12 respostas para ‘* Entalhadas nas nervuras do corpo ser — semente — flor

  1. Mia

    Lunna, boa noite,

    Você passou lá no meu canto e eu vim aqui para conhecê-la. Fiquei curiosa depois de ler. Geralmente os comentários são breves e o seu foi longo e muito gostoso. Ao te ler, entendi. Você é uma escritora e só comenta quando alguma coisa te toca. Fiquei muito muito muito feliz mesmo.
    Fiz o exercício que você se propôs e a nós também e entre parágrafos, fui navegando entre sua realidade a minha. Não há semelhanças, mas há um encontro de desejos e vontades de prosseguir num rasto de linhas, letras e narrações. Eu não consegui me lembrar como você, mas sinto que está em algum lugar de mim.

    bj
    Mia

  2. Bia Perez

    Escrever é uma terapia. Muitas vezes uma autorreflexão… Deixar livre e solta a imaginação. Adorei sua história com as letras e o pensamento. Obrigada por repartir conosco Lunna.

    Bjs

  3. Bruna Paiva

    Eu não tenho dúvidas de que a escrita me fez alguém diferente. Passei a prestar atenção em muitas coisas, sabe? É um exercício gostoso-natural que me dá uma paz enorme. Escrevo o que sinto e fico mais leve. Publico desde os 14 anos e sei como cada um dos meus textos surgiram. Cresci no meio dos livros e dos textos, foi o que definiu quem eu sou.

    bj

  4. Jull Palmer

    Eu também quis fazer o exercício e fui longe. O meu primeiro texto foi uma redação escolar e como foi difícil. Tinha uns oito ou nove anos. Era algo sobre as férias. Nunca me esqueci daquele texto, lido em voz alta diante da turma inteira. Eu queria fazer bonito ao escrever e só pensava em minha mãe e depois ao ler, queria mostrar para as pessoinhas o quão incrível tinha sido meus dias na casa do meu avó paterno.

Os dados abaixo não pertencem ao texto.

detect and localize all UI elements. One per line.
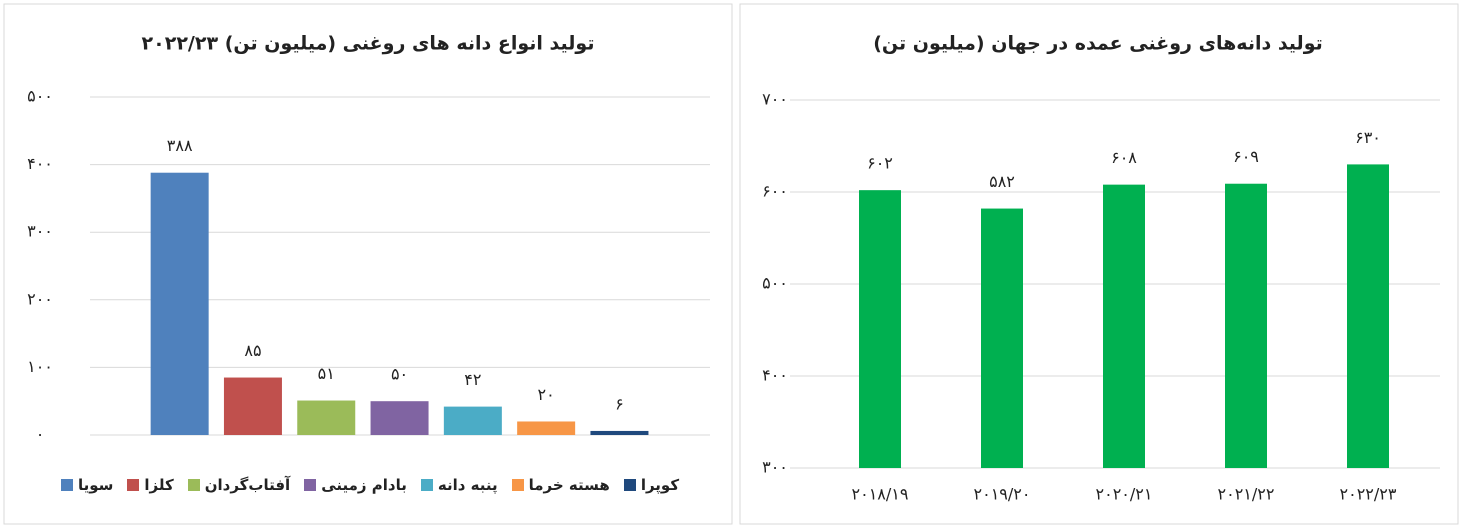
y-tick-label: ۳۰۰	[762, 458, 788, 477]
legend-item: بادام زمینی	[304, 476, 407, 494]
bar	[1103, 184, 1145, 468]
legend-item: کلزا	[127, 476, 174, 494]
chart-title: تولید دانه‌های روغنی عمده در جهان (میلیو…	[873, 33, 1323, 55]
legend-label: پنبه دانه	[437, 476, 498, 494]
bar	[859, 190, 901, 468]
y-tick-label: ۳۰۰	[27, 222, 53, 241]
legend-label: کوپرا	[640, 476, 680, 494]
y-tick-label: ۵۰۰	[762, 274, 788, 293]
x-tick-label: ۲۰۲۲/۲۳	[1340, 485, 1397, 504]
legend-swatch	[623, 479, 636, 491]
y-tick-label: ۱۰۰	[27, 357, 53, 376]
bar	[981, 208, 1023, 468]
data-label: ۵۱	[318, 364, 335, 383]
data-label: ۲۰	[538, 385, 555, 404]
bar	[150, 172, 209, 435]
data-label: ۶۳۰	[1355, 128, 1381, 147]
panel-frame	[739, 3, 1459, 525]
bar	[297, 400, 356, 435]
bar	[517, 421, 576, 435]
chart-title: تولید انواع دانه های روغنی (میلیون تن) ۲…	[142, 33, 595, 55]
legend-swatch	[304, 479, 317, 491]
data-label: ۶۰۲	[867, 154, 893, 173]
y-tick-label: ۶۰۰	[762, 182, 788, 201]
legend: سویا کلزا آفتاب‌گردان بادام زمینی پنبه دانه ه…	[20, 476, 720, 494]
y-tick-label: ۵۰۰	[27, 87, 53, 106]
bar	[370, 401, 429, 435]
legend-item: آفتاب‌گردان	[187, 476, 291, 494]
legend-label: آفتاب‌گردان	[204, 476, 291, 494]
y-tick-label: ۷۰۰	[762, 90, 788, 109]
bar	[443, 406, 502, 435]
y-tick-label: ۰	[36, 425, 45, 444]
data-label: ۳۸۸	[167, 136, 193, 155]
data-label: ۵۰	[391, 365, 408, 384]
legend-swatch	[127, 479, 140, 491]
x-tick-label: ۲۰۱۹/۲۰	[974, 485, 1031, 504]
y-tick-label: ۴۰۰	[762, 366, 788, 385]
data-label: ۴۲	[464, 370, 481, 389]
legend-item: سویا	[60, 476, 114, 494]
data-label: ۶۰۸	[1111, 148, 1137, 167]
legend-label: سویا	[77, 476, 114, 494]
legend-label: هسته خرما	[528, 476, 610, 494]
legend-label: کلزا	[144, 476, 174, 494]
legend-swatch	[511, 479, 524, 491]
y-tick-label: ۴۰۰	[27, 154, 53, 173]
legend-item: کوپرا	[623, 476, 680, 494]
legend-label: بادام زمینی	[321, 476, 407, 494]
bar	[1347, 164, 1389, 468]
x-tick-label: ۲۰۱۸/۱۹	[852, 485, 909, 504]
data-label: ۸۵	[244, 341, 261, 360]
legend-item: پنبه دانه	[420, 476, 498, 494]
bar	[590, 430, 649, 435]
data-label: ۶۰۹	[1233, 147, 1259, 166]
data-label: ۵۸۲	[989, 172, 1015, 191]
bar	[223, 377, 282, 435]
y-tick-label: ۲۰۰	[27, 289, 53, 308]
x-tick-label: ۲۰۲۰/۲۱	[1096, 485, 1153, 504]
bar	[1225, 183, 1267, 468]
data-label: ۶	[615, 394, 624, 413]
legend-item: هسته خرما	[511, 476, 610, 494]
legend-swatch	[187, 479, 200, 491]
x-tick-label: ۲۰۲۱/۲۲	[1218, 485, 1275, 504]
legend-swatch	[420, 479, 433, 491]
legend-swatch	[60, 479, 73, 491]
panel-frame	[3, 3, 733, 525]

    Gostei da brincadeira e sai escrevendo outras histórias.
    Muito bom me lembrar disso menina Lunna

    bjinhos

  5. Nirlei Maria Oliveira

    Que delícia de texto, memórias da escrita-corpo-mundo impregnadas em detalhes preciosos. Fiquei a pensar e inventariar meus primeiros rabiscos e histórias! Amei demais!

  6. Rozana Gastaldi Cominal

    Só digo que estou amando estar com vocês, entre missivas, prosa poética, ficção curta, poemas que correm em direções a perder de vista.